Summary The steam alternating solvent (SAS) process involves multiple cycles of steam and solvent (e.g., propane) injected into a horizontal well pair to produce heavy oil. These solvent-based methods entail a smaller environmental footprint with reduced water usage and greenhouse gas emissions. However, the lack of understanding regarding the influences of reservoir heterogeneities, such as shale barriers, remains a significant risk for field-scale predictions.
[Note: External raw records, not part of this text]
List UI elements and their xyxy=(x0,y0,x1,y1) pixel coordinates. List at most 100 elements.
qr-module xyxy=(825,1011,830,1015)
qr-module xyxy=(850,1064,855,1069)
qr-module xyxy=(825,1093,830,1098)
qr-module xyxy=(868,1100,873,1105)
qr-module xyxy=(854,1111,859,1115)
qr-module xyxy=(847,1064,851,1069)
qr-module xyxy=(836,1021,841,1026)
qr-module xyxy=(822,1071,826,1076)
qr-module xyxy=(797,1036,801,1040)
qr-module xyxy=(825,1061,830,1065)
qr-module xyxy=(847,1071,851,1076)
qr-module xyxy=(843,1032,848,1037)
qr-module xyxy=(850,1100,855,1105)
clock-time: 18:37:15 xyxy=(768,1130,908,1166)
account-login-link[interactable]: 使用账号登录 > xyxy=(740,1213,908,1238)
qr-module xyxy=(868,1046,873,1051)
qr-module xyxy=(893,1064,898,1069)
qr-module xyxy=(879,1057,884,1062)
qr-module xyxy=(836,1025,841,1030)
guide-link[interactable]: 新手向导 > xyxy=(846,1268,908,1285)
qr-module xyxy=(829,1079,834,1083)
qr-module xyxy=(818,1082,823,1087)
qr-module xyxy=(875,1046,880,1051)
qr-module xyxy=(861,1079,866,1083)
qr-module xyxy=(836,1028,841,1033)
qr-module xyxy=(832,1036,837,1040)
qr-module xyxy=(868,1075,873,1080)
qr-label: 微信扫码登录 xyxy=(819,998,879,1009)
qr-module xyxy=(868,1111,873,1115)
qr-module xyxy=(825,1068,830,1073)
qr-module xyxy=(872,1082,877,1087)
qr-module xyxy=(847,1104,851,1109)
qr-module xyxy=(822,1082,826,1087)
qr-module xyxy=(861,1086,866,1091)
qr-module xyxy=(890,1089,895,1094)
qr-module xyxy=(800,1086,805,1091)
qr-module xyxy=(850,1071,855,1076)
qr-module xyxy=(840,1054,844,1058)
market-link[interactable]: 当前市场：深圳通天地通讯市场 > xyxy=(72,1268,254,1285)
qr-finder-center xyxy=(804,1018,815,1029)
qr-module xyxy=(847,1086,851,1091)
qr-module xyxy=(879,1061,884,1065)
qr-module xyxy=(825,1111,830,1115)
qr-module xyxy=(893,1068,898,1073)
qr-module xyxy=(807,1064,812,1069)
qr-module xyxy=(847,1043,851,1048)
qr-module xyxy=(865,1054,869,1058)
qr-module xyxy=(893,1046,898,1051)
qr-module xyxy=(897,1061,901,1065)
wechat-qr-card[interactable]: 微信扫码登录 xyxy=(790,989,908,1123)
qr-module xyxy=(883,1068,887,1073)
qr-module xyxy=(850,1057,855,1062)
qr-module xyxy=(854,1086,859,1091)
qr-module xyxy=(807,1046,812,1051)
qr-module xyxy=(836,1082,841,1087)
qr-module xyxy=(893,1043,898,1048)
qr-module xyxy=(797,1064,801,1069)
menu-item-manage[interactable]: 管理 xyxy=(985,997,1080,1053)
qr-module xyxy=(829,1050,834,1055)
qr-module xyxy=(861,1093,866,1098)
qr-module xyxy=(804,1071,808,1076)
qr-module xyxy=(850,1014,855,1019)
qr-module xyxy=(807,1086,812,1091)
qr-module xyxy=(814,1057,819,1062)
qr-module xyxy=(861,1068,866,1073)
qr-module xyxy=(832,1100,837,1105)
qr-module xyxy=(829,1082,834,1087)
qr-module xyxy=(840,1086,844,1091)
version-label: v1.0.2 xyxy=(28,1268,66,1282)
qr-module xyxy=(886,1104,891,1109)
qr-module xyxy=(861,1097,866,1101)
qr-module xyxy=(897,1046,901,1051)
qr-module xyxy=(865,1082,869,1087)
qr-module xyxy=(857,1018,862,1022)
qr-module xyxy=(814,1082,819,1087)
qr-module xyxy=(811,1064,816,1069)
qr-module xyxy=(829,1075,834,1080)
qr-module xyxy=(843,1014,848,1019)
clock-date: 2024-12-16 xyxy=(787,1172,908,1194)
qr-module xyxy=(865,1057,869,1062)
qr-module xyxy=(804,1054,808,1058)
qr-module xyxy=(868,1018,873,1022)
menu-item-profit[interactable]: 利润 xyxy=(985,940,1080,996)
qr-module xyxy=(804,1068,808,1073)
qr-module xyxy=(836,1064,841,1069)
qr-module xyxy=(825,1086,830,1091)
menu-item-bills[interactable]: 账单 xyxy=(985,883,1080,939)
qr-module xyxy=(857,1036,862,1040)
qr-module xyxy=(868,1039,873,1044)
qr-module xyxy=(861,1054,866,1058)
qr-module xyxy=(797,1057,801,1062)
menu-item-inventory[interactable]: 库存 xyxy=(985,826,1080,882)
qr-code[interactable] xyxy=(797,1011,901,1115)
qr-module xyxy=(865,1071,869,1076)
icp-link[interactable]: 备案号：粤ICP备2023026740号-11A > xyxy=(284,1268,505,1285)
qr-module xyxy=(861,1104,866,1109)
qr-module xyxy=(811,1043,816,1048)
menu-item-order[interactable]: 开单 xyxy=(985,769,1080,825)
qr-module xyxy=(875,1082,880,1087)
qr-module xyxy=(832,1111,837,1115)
Additionally, the proper design of the process is challenging because of the uncertain heterogeneity distribution and optimization of multiple conflicting objectives. This work develops a novel hybrid multiobjective optimization (MOO) workflow to search a set of Pareto-optimal operational parameters for the SAS process in heterogeneous reservoirs. A set of synthetic homogeneous 2D is constructed using data representative of the Cold Lake reservoir. Next, multiple heterogeneous models (realizations) are built to incorporate complex shale heterogeneities. The resultant set of SAS heterogeneous models is subjected to flow simulation. A detailed sensitivity analysis examines the impacts of shale barriers on SAS production. It is used to formulate a set of operational/decision parameters (i.e., solvent concentration and duration of solvent injection cycles) and the objective functions (cumulative steam/oil ratio and propane retention). The nondominated sorting genetic algorithm II (NSGA-II) is applied to search for the optimal decision parameters. Different formulations of an aggregated objective function, including average, minimum, and maximum, are used to capture the variability in objectives among the multiple realizations of the reservoir model. Finally, several proxy models are included in the hybrid workflow to evaluate the defined objective functions to reduce the computational cost. Results of the optimization workflow reveal that both the solvent concentration and duration of the solvent injection in the early cycles have significant impacts. It is recommended to inject solvent for longer periods during both the early and late SAS stages. It is also noted that cases with higher objective function values are observed with more heterogeneities. This work offers promising potential to derisk solvent-based technologies for heavy oil recovery by facilitating more robust field-scale decision-making.